HMRC taxes most crypto gains as Capital Gains Tax. Here's everything UK investors need to know about the £3,000 annual exempt amount, CGT rates, the 30-day rule, and what counts as a disposal.
Important Risk Warning
This is not financial advice. Cryptocurrency investments are highly volatile. The value of your investment can go down as well as up, and you could lose all the money you invest. Don't invest unless you're prepared to lose all the money you put in.
London — If you bought crypto at any point in the last five years and you've sold, swapped, spent or gifted any of it, there's a reasonable chance you owe HMRC money. Not because you've done anything wrong — but because the UK tax rules around crypto are far more sweeping than most people expect. Understanding them properly is the difference between a clean self-assessment return and an unwelcome nudge letter from the Revenue.
The good news is the framework isn't complicated once you know the shape of it. The bad news is that almost every crypto action counts as a taxable event, and the new CARF reporting regime means HMRC will shortly know your transaction history better than you do.
HMRC treats cryptoassets as capital property — not currency. That means every time you part with a crypto token, in any form, you're making a taxable disposal that may create a capital gain or allowable loss. The list includes: selling crypto for sterling, swapping one token for another (yes, BTC-to-ETH is taxable), spending crypto on goods or services, gifting crypto to someone other than your spouse or civil partner, and donating crypto to charity in some circumstances.
What this means in practice is that a trader who buys Bitcoin, converts it to Ethereum, then sells the Ethereum for cash has made two separate taxable disposals — even if they never touched pounds at any intermediate stage.
For the 2025-26 tax year, every individual has a Capital Gains Tax annual exempt amount of £3,000. Only gains above that threshold are taxable.
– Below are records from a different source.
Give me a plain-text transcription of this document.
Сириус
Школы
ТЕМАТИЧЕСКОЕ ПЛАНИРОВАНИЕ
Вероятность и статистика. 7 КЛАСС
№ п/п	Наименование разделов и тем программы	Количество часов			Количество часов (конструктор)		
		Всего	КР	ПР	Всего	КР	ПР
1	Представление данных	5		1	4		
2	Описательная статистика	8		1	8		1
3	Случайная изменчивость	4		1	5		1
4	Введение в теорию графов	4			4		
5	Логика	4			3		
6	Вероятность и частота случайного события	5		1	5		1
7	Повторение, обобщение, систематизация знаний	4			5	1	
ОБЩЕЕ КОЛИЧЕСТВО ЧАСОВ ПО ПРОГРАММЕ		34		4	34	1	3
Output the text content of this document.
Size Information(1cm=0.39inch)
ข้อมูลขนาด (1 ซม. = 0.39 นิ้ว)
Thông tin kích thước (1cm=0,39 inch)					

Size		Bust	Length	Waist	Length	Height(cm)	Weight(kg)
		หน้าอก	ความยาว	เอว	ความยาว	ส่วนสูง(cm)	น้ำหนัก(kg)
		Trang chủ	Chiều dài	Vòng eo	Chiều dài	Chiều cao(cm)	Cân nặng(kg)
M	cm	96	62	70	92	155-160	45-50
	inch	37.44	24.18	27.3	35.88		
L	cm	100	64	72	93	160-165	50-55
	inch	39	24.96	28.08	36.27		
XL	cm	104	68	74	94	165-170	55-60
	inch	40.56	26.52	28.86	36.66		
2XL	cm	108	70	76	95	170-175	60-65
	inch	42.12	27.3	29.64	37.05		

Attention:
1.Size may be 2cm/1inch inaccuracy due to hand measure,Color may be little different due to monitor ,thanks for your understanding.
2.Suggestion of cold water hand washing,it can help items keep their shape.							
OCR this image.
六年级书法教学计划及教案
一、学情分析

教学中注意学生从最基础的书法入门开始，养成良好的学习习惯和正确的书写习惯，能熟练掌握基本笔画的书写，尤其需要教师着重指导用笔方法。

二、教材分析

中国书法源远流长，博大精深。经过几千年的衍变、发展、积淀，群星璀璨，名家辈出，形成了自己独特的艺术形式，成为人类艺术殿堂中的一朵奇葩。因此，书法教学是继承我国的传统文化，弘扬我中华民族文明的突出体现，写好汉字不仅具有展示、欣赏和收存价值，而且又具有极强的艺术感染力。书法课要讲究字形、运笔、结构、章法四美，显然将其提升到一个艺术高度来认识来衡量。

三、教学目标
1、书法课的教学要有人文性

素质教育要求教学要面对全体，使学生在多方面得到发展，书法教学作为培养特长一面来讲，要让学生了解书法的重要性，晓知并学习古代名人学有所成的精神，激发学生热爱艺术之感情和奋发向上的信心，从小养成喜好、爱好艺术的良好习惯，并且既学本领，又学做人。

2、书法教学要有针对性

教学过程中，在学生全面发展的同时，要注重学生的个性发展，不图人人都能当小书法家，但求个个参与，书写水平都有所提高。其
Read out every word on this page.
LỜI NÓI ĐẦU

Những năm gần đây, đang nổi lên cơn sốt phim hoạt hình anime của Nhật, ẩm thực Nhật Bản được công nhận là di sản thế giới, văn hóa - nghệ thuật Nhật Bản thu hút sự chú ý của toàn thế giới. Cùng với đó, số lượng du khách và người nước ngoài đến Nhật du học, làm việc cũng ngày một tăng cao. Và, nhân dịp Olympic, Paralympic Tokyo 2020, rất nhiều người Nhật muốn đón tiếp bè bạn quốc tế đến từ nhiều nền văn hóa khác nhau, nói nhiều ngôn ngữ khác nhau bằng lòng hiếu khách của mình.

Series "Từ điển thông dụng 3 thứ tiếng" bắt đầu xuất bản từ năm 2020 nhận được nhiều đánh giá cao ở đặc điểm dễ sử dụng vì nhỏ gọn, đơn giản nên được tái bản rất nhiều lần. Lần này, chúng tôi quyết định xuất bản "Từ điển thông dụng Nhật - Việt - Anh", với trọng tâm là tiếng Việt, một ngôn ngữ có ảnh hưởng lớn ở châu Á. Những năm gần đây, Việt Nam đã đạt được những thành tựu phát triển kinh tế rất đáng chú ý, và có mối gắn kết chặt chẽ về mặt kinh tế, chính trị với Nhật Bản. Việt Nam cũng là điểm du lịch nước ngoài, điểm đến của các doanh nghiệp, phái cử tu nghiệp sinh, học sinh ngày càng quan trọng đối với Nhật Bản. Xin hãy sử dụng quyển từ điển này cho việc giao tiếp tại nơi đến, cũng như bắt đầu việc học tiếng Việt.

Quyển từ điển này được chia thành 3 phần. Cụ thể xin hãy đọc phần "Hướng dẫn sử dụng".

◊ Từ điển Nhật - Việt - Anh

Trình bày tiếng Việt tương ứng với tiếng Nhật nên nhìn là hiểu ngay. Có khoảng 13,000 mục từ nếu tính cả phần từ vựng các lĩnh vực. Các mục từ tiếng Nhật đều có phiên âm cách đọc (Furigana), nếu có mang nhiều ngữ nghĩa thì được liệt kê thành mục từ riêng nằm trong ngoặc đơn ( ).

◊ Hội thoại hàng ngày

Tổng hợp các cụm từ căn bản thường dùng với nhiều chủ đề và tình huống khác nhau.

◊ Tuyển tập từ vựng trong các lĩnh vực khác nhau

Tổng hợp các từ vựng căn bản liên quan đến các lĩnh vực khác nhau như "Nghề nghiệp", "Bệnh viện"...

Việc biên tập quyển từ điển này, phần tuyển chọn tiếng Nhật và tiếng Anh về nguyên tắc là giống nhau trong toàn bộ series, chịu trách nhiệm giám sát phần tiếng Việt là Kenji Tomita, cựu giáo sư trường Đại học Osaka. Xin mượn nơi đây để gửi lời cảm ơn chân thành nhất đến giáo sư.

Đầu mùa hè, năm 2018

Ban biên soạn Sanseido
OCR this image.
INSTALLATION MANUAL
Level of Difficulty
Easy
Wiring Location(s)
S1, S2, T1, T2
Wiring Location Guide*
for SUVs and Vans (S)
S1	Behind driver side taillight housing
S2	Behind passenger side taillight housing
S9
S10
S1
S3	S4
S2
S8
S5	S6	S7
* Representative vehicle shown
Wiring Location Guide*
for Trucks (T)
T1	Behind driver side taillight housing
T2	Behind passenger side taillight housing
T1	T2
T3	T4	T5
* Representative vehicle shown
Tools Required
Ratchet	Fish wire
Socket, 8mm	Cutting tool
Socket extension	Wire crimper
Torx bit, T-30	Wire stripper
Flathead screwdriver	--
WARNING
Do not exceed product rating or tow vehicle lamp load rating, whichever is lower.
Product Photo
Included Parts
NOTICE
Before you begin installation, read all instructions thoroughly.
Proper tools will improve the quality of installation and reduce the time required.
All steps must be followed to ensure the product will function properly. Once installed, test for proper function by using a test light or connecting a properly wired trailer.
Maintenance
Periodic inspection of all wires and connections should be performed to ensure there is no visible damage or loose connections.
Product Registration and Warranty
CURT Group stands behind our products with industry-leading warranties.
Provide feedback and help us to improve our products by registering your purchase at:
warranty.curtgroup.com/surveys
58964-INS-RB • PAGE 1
The rate you pay depends on which income tax band your total income falls into: basic-rate taxpayers pay 18% on crypto gains; higher and additional-rate taxpayers pay 24%. These rates apply to disposals made on or after 30 October 2024 — before that date, the old rates of 10% and 20% applied.
One nuance worth noting: if your crypto gain straddles the basic-rate band — that is, part of the gain falls within your remaining basic-rate band and the rest pushes into higher-rate territory — you pay 18% on the first part and 24% on the rest. It's worth modelling this before December if you're close to the threshold.
HMRC uses a specific pooling method to value your crypto holdings. Each type of token you hold sits in its own "Section 104 pool". When you buy more of the same token, the cost base of the pool increases. When you sell, you calculate a proportional gain or loss against the pool's average cost.
So if you bought 1 Bitcoin at £20,000 and another at £40,000, your pool contains 2 BTC with a total allowable cost of £60,000 — an average of £30,000 each. Sell one BTC at £50,000 and your gain is £20,000, not £10,000. The average-cost method prevents investors from selectively picking their cheapest coins to minimise gains on a disposal.
This is the rule that catches the most people out. If you sell crypto and then rebuy the same token within 30 days, HMRC ignores the Section 104 pool and instead matches your disposal against the reacquisition at its actual cost. The same-day rule extends this: if you sell and rebuy on the very same day, that's matched first.
The practical effect is that loss-harvesting — selling a position to crystallise a capital loss before the end of the tax year, then immediately buying back in — doesn't work for crypto. If you sell on 1 April and rebuy on 15 April, your loss is deferred. You'd need to wait 31 days before buying back if you want the loss to count.
HMRC's guidance makes clear that investors should retain records of the date and quantity of every transaction, the value in sterling at the time, any pooling calculations, and the fees paid. Gas fees and exchange fees are allowable costs and can reduce your gain — but you need the receipts.
This record-keeping requirement applies even if you made a loss for the year. Losses can be carried forward indefinitely and offset against future gains, so they're worth tracking even when they don't produce an immediate benefit.
From January 2027, under the OECD's Cryptoasset Reporting Framework (CARF), every UK-regulated exchange and custodian will be required to submit annual transaction reports to HMRC. The first returns, covering calendar year 2027, are due by 31 May 2028. That won't cover the current tax year — but it means the era of HMRC relying on voluntary self-disclosure for crypto is drawing to a close. Getting your records in order now is far less painful than reconstructing years of trades under pressure later.